Évidemment, Apple ne compte pas uniquement concurrencer les ordinateurs portables légers et minces équipés de processeurs Intel, mais aussi les puces pour ordinateurs portables d’AMD. Ces performances étonnantes doivent toutefois être vérifiées et incitent à la prudence. Des bonds de performance aussi énormes doivent en effet être considérés avec réserve, et nous invitons les lecteurs à attendre une vérification indépendante avant de valider toutes les affirmations d’Apple. Néanmoins, même si les résultats des benchmarks étaient deux fois moins bons que ce qu’affirme le constructeur, aucun doute que la future plate-forme sera compétitive.

Efficacité énergétique

Ce surcroit de performances et de capacités résulte surtout de la moindre consommation d’énergie. Apple affirme que, comparativement aux « dernières puces pour ordinateurs portables », son SoC M1 permet au CPU d’offrir les mêmes performances de pointe en utilisant seulement un quart de la puissance.
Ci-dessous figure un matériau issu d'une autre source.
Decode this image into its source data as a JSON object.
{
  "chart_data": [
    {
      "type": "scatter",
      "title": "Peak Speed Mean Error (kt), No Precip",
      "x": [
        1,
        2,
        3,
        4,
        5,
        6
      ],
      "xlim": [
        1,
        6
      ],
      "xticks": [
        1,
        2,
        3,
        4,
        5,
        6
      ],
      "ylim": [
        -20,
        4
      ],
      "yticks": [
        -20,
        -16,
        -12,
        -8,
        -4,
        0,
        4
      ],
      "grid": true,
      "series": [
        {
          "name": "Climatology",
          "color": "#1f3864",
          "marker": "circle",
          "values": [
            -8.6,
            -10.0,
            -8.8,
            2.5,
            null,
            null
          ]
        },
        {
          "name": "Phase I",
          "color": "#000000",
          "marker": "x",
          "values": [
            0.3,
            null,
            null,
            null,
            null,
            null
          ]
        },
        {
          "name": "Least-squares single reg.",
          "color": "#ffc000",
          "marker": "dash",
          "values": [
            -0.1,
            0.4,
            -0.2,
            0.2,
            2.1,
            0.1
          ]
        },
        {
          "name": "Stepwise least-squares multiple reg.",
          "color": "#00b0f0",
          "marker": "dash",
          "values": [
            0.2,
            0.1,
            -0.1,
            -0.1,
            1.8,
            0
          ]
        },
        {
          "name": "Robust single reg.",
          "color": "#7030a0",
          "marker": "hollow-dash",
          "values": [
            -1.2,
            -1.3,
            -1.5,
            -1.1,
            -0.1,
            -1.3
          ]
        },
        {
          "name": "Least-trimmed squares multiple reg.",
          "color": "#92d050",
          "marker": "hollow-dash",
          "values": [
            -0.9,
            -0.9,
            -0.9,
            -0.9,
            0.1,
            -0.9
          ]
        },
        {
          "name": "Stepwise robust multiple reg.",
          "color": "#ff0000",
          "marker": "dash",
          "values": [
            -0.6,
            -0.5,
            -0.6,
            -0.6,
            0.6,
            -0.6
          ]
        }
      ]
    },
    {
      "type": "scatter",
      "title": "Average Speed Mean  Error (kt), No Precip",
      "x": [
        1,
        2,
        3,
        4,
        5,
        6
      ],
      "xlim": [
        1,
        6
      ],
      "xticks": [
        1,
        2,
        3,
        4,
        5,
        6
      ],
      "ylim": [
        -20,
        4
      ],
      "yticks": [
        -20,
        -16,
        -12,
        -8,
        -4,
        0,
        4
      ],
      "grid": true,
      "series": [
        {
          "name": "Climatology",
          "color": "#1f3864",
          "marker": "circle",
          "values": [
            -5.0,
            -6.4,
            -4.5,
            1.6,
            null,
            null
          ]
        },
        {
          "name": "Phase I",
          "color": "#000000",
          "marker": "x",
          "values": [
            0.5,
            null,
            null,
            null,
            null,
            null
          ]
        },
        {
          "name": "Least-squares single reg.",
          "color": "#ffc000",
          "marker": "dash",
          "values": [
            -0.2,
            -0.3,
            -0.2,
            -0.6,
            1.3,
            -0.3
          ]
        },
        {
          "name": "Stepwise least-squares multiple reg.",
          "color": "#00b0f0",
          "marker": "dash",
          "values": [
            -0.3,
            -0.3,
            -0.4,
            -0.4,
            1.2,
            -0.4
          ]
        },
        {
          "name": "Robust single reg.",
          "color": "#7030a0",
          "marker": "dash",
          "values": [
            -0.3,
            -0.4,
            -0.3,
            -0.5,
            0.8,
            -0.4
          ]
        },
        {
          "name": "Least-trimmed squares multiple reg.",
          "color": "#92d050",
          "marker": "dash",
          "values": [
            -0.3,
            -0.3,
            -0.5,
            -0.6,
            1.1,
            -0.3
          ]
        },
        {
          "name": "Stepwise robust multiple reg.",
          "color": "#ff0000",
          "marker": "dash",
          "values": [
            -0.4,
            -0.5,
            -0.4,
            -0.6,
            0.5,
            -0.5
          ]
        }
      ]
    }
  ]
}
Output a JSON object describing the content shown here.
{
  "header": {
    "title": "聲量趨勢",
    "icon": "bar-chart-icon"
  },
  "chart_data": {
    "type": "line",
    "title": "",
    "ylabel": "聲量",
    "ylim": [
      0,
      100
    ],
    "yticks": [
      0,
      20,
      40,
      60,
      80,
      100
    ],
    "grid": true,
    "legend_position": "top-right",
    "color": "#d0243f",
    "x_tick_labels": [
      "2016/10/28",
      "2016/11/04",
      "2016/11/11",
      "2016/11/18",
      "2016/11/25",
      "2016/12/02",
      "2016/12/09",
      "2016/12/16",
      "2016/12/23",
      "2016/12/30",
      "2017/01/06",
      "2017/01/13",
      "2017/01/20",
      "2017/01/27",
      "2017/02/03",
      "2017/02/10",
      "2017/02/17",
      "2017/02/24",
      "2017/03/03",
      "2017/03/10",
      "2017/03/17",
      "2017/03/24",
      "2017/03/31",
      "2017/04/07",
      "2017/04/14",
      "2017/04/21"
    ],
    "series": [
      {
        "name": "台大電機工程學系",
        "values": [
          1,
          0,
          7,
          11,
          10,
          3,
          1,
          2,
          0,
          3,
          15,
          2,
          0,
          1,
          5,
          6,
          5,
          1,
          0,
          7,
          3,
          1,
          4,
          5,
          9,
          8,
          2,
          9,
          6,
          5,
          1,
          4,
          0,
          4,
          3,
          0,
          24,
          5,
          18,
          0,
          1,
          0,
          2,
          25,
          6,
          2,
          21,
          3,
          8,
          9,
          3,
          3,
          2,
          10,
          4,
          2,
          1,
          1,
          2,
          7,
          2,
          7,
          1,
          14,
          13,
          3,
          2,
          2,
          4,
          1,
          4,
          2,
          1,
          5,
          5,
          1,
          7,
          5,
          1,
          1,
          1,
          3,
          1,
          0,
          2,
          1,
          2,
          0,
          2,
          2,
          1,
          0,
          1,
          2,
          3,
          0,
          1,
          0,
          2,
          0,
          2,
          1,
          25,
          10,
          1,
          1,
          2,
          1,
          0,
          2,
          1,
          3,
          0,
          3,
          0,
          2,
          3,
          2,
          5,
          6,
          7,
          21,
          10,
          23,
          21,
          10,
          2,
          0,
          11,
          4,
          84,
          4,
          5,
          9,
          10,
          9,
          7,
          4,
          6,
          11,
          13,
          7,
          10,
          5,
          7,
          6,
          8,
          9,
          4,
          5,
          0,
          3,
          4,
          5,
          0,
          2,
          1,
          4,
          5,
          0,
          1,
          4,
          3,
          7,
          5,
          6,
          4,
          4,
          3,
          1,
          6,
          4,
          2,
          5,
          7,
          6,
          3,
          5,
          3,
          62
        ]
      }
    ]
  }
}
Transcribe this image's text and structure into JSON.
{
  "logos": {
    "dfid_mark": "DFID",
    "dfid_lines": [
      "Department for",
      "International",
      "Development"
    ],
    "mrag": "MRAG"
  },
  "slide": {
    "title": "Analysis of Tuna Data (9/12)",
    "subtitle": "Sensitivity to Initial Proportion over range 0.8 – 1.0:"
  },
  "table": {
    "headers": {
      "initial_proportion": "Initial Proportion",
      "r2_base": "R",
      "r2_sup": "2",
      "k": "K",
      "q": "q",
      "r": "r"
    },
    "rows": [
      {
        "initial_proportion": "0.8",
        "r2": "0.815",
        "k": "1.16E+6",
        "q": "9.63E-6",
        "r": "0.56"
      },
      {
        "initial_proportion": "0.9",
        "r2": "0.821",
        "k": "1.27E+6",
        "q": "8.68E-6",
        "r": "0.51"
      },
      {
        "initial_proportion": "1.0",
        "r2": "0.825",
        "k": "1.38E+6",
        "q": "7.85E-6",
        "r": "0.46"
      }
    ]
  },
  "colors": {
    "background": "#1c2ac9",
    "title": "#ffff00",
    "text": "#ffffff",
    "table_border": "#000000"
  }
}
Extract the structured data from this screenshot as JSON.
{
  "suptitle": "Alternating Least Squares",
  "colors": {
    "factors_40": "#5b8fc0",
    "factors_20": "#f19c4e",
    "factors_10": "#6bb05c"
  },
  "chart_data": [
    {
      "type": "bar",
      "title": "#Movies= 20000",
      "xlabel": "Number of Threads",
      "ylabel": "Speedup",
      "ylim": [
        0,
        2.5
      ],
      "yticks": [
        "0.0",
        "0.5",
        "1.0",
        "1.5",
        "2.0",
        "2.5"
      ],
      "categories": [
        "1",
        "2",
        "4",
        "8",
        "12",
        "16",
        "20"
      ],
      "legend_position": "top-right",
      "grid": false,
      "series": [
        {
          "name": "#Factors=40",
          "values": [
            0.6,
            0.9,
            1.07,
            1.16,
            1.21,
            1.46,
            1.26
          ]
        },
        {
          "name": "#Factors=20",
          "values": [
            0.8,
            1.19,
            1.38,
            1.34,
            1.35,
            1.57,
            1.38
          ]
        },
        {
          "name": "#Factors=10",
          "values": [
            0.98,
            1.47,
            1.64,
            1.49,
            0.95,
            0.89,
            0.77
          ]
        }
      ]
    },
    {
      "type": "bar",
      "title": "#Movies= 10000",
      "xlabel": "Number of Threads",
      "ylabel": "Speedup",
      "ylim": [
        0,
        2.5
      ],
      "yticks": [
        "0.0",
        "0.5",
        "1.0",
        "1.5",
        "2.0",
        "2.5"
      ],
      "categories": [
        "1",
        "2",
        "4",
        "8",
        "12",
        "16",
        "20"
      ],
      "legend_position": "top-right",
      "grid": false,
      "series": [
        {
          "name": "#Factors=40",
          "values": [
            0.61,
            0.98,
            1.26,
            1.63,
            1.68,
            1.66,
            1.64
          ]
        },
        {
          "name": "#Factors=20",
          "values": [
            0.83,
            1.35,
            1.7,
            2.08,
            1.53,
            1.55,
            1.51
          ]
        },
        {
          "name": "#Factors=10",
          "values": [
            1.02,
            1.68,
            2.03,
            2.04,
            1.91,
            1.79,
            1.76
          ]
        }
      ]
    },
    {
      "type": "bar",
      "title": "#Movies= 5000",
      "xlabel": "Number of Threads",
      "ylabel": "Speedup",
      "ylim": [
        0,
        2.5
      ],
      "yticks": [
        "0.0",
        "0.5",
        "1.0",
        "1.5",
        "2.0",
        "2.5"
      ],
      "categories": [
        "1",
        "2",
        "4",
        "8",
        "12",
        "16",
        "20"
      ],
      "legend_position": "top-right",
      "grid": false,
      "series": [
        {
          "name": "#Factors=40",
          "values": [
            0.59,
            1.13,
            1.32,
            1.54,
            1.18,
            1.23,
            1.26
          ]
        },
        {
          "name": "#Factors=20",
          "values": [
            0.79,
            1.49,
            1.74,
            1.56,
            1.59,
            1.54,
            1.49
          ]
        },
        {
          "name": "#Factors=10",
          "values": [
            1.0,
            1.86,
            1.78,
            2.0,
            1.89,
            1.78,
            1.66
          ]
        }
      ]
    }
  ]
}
L’entreprise ne désigne pas spécifiquement ces puces et ces ordinateurs, se contentant de dire qu’elle a effectué des tests en comparant les performances du MacBook Pro 13 pouces ARM avec « des ordinateurs portables haute performance de dernière génération disponibles dans le commerce ».

Apple affirme qu’en termes d’efficacité énergétique et de performance, sa puce M1 surpasse toutes les puces x86 équipant des ordinateurs portables actuels. La prudence est de mise, en attendant des tests indépendants. (Crédit : Apple)

Concernant les capacités graphiques, le constructeur californien affirme que les mêmes performances de pointe sont possibles avec seulement un tiers de la puissance. Pour ce qui est des performances du CPU et du GPU, Apple affirme que ses puces offrent deux fois plus de performances que les dernières puces pour ordinateurs portables dans une enveloppe thermique de 10 watts. Il faudra attendre les tests indépendants pour valider ces affirmations, mais Apple semble suffisamment confiant de l’efficacité énergétique de sa puce puisque le dernier MacBook Air n’a plus besoin d’être refroidi par le moindre ventilateur. De plus, l’autonomie proposée avec la batterie des MacBook Air et MacBook Pro basés sur la puce M1 a été considérablement accrue – plusieurs heures en plus – alors qu’ils sont équipés de batteries de même capacité que les machines tournant sur des puces Intel.